The lawsuit also discloses new details of the stabbing.

“On the aforementioned date and time, (Keener) was standing at his locker in the Science Wing hallway and was in the process of removing his sweatshirt. Through the head opening of his sweatshirt he saw defendant Hribal running directly toward him with (two) knives,” lawyers wrote in the lawsuit.

The lawsuit states that Keener was “violently stabbed” in his mid-right abdomen with the knives by Hribal.

Keener was stabbed with such force that he violently fell to the ground before making his way into a nearby classroom where “he was lying in a storage closet where he continued to bleed from his abdomen as a result of the stab wound,” according to the lawsuit.

The lawsuit reports Keener was “briefly attended” at the scene by ambulance personnel but “later left for 25 minutes” before being transported to the hospital.

Upon arrival, he underwent emergency surgery and had to be administered 40 to 50 units of blood.

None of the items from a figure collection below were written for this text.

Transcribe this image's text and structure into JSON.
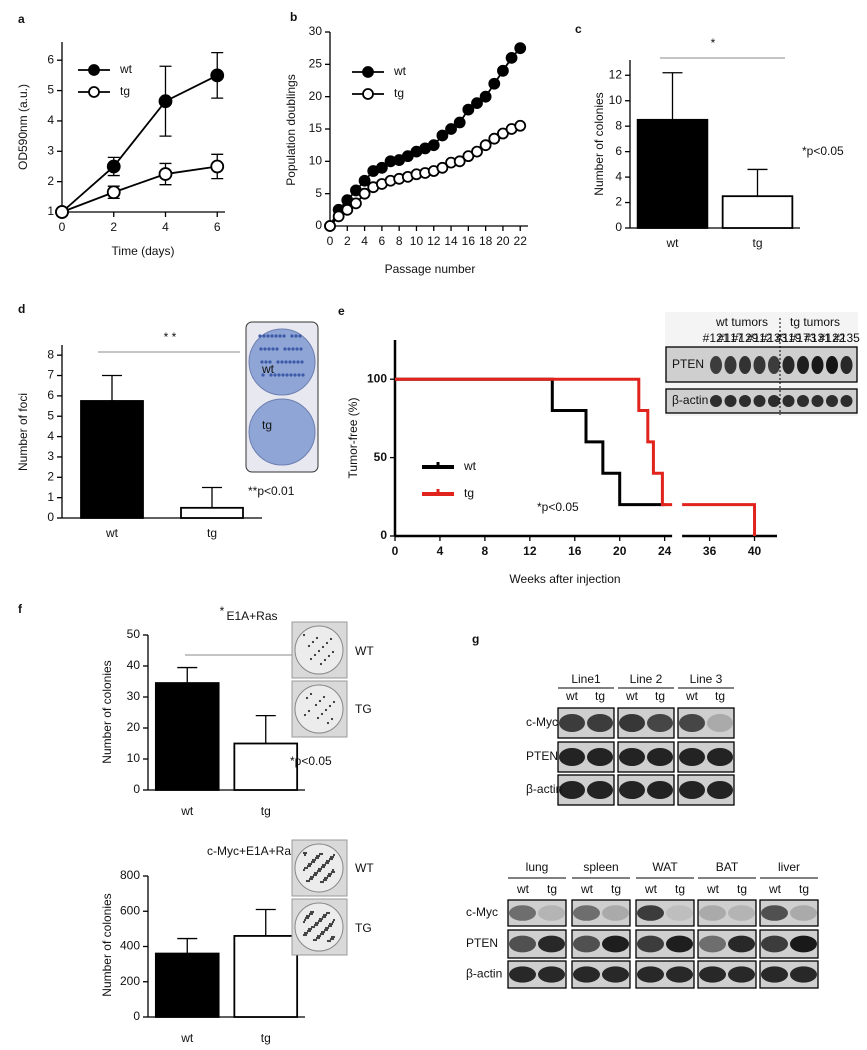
{
  "chart_data": [
    {
      "type": "line",
      "panel": "a",
      "xlabel": "Time (days)",
      "ylabel": "OD590nm (a.u.)",
      "x": [
        0,
        2,
        4,
        6
      ],
      "xlim": [
        0,
        6.3
      ],
      "xticks": [
        0,
        2,
        4,
        6
      ],
      "ylim": [
        1,
        6.6
      ],
      "yticks": [
        1,
        2,
        3,
        4,
        5,
        6
      ],
      "legend": true,
      "markers": true,
      "series": [
        {
          "name": "wt",
          "color": "#000000",
          "marker_fill": "#000000",
          "values": [
            1,
            2.5,
            4.65,
            5.5
          ],
          "errors": [
            0,
            0.3,
            1.15,
            0.75
          ]
        },
        {
          "name": "tg",
          "color": "#000000",
          "marker_fill": "#ffffff",
          "values": [
            1,
            1.65,
            2.25,
            2.5
          ],
          "errors": [
            0,
            0.2,
            0.35,
            0.4
          ]
        }
      ]
    },
    {
      "type": "line",
      "panel": "b",
      "xlabel": "Passage number",
      "ylabel": "Population doublings",
      "x": [
        0,
        1,
        2,
        3,
        4,
        5,
        6,
        7,
        8,
        9,
        10,
        11,
        12,
        13,
        14,
        15,
        16,
        17,
        18,
        19,
        20,
        21,
        22
      ],
      "xlim": [
        0,
        22.9
      ],
      "xticks": [
        0,
        2,
        4,
        6,
        8,
        10,
        12,
        14,
        16,
        18,
        20,
        22
      ],
      "ylim": [
        0,
        30
      ],
      "yticks": [
        0,
        5,
        10,
        15,
        20,
        25,
        30
      ],
      "legend": true,
      "markers": true,
      "series": [
        {
          "name": "wt",
          "color": "#000000",
          "marker_fill": "#000000",
          "values": [
            0,
            2.5,
            4,
            5.5,
            7,
            8.5,
            9,
            10,
            10.2,
            10.8,
            11.5,
            12,
            12.5,
            14,
            15,
            16,
            18,
            19,
            20,
            22,
            24,
            26,
            27.5
          ]
        },
        {
          "name": "tg",
          "color": "#000000",
          "marker_fill": "#ffffff",
          "values": [
            0,
            1.5,
            2.5,
            3.5,
            5,
            6,
            6.5,
            7,
            7.3,
            7.6,
            8,
            8.2,
            8.5,
            9,
            9.8,
            10,
            10.8,
            11.5,
            12.5,
            13.5,
            14.3,
            15,
            15.5
          ]
        }
      ]
    },
    {
      "type": "bar",
      "panel": "c",
      "ylabel": "Number of colonies",
      "categories": [
        "wt",
        "tg"
      ],
      "values": [
        8.5,
        2.5
      ],
      "errors": [
        3.7,
        2.1
      ],
      "colors": [
        "#000000",
        "#ffffff"
      ],
      "ylim": [
        0,
        13.2
      ],
      "yticks": [
        0,
        2,
        4,
        6,
        8,
        10,
        12
      ],
      "annotations": [
        "*",
        "*p<0.05"
      ]
    },
    {
      "type": "bar",
      "panel": "d",
      "ylabel": "Number of foci",
      "categories": [
        "wt",
        "tg"
      ],
      "values": [
        5.75,
        0.5
      ],
      "errors": [
        1.25,
        1.0
      ],
      "colors": [
        "#000000",
        "#ffffff"
      ],
      "ylim": [
        0,
        8.5
      ],
      "yticks": [
        0,
        1,
        2,
        3,
        4,
        5,
        6,
        7,
        8
      ],
      "annotations": [
        "* *",
        "**p<0.01"
      ],
      "inset_labels": [
        "wt",
        "tg"
      ]
    },
    {
      "type": "line",
      "panel": "e",
      "xlabel": "Weeks after injection",
      "ylabel": "Tumor-free (%)",
      "xlim": [
        0,
        42
      ],
      "x_break": [
        26,
        34
      ],
      "xticks": [
        0,
        4,
        8,
        12,
        16,
        20,
        24,
        36,
        40
      ],
      "ylim": [
        0,
        125
      ],
      "yticks": [
        0,
        50,
        100
      ],
      "legend": true,
      "annotations": [
        "*p<0.05"
      ],
      "series": [
        {
          "name": "wt",
          "color": "#000000",
          "x": [
            0,
            14,
            14,
            17,
            17,
            18.5,
            18.5,
            20,
            20,
            24
          ],
          "values": [
            100,
            100,
            80,
            80,
            60,
            60,
            40,
            40,
            20,
            20
          ]
        },
        {
          "name": "tg",
          "color": "#e0231c",
          "x": [
            0,
            21.7,
            21.7,
            22.5,
            22.5,
            23,
            23,
            23.8,
            23.8,
            40,
            40
          ],
          "values": [
            100,
            100,
            80,
            80,
            60,
            60,
            40,
            40,
            20,
            20,
            0
          ]
        }
      ]
    },
    {
      "type": "bar",
      "panel": "f",
      "title": "E1A+Ras",
      "ylabel": "Number of colonies",
      "categories": [
        "wt",
        "tg"
      ],
      "values": [
        34.5,
        15
      ],
      "errors": [
        5,
        9
      ],
      "colors": [
        "#000000",
        "#ffffff"
      ],
      "ylim": [
        0,
        50
      ],
      "yticks": [
        0,
        10,
        20,
        30,
        40,
        50
      ],
      "annotations": [
        "*",
        "*p<0.05"
      ],
      "inset_labels": [
        "WT",
        "TG"
      ]
    },
    {
      "type": "bar",
      "title": "c-Myc+E1A+Ras",
      "ylabel": "Number of colonies",
      "categories": [
        "wt",
        "tg"
      ],
      "values": [
        360,
        460
      ],
      "errors": [
        85,
        150
      ],
      "colors": [
        "#000000",
        "#ffffff"
      ],
      "ylim": [
        0,
        800
      ],
      "yticks": [
        0,
        200,
        400,
        600,
        800
      ],
      "inset_labels": [
        "WT",
        "TG"
      ]
    }
  ],
  "blot_e": {
    "groups": [
      "wt tumors",
      "tg tumors"
    ],
    "samples": [
      "#121",
      "#117",
      "#129",
      "#112",
      "#133",
      "#119",
      "#173",
      "#131",
      "#122",
      "#135"
    ],
    "rows": [
      "PTEN",
      "β-actin"
    ]
  },
  "blot_g": {
    "panel": "g",
    "lines": [
      "Line1",
      "Line 2",
      "Line 3"
    ],
    "genotypes": [
      "wt",
      "tg"
    ],
    "rows": [
      "c-Myc",
      "PTEN",
      "β-actin"
    ],
    "tissues": [
      "lung",
      "spleen",
      "WAT",
      "BAT",
      "liver"
    ]
  }
}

Last month, Common Pleas Judge Christopher Feliciani said he saw no reason to reduce the penalty imposed Jan. 22 on Hribal and rejected a defense motion seeking to reduce the length of his prison term. Hribal's attorney, Patrick Thomassey, this month asked the state's Superior Court to review the sentence.

Hribal pleaded guilty late last year to 43 counts, including 21 charges each of attempted murder and aggravated assault as well as one weapons offense for taking knives onto school property.

Hribal was 15 when, before the start of classes, he moved along a school hallway stabbing and slashing students with two kitchen knives he brought from his home, police said.

Hribal is serving his sentence at SCI-Camp Hill in Cumberland County.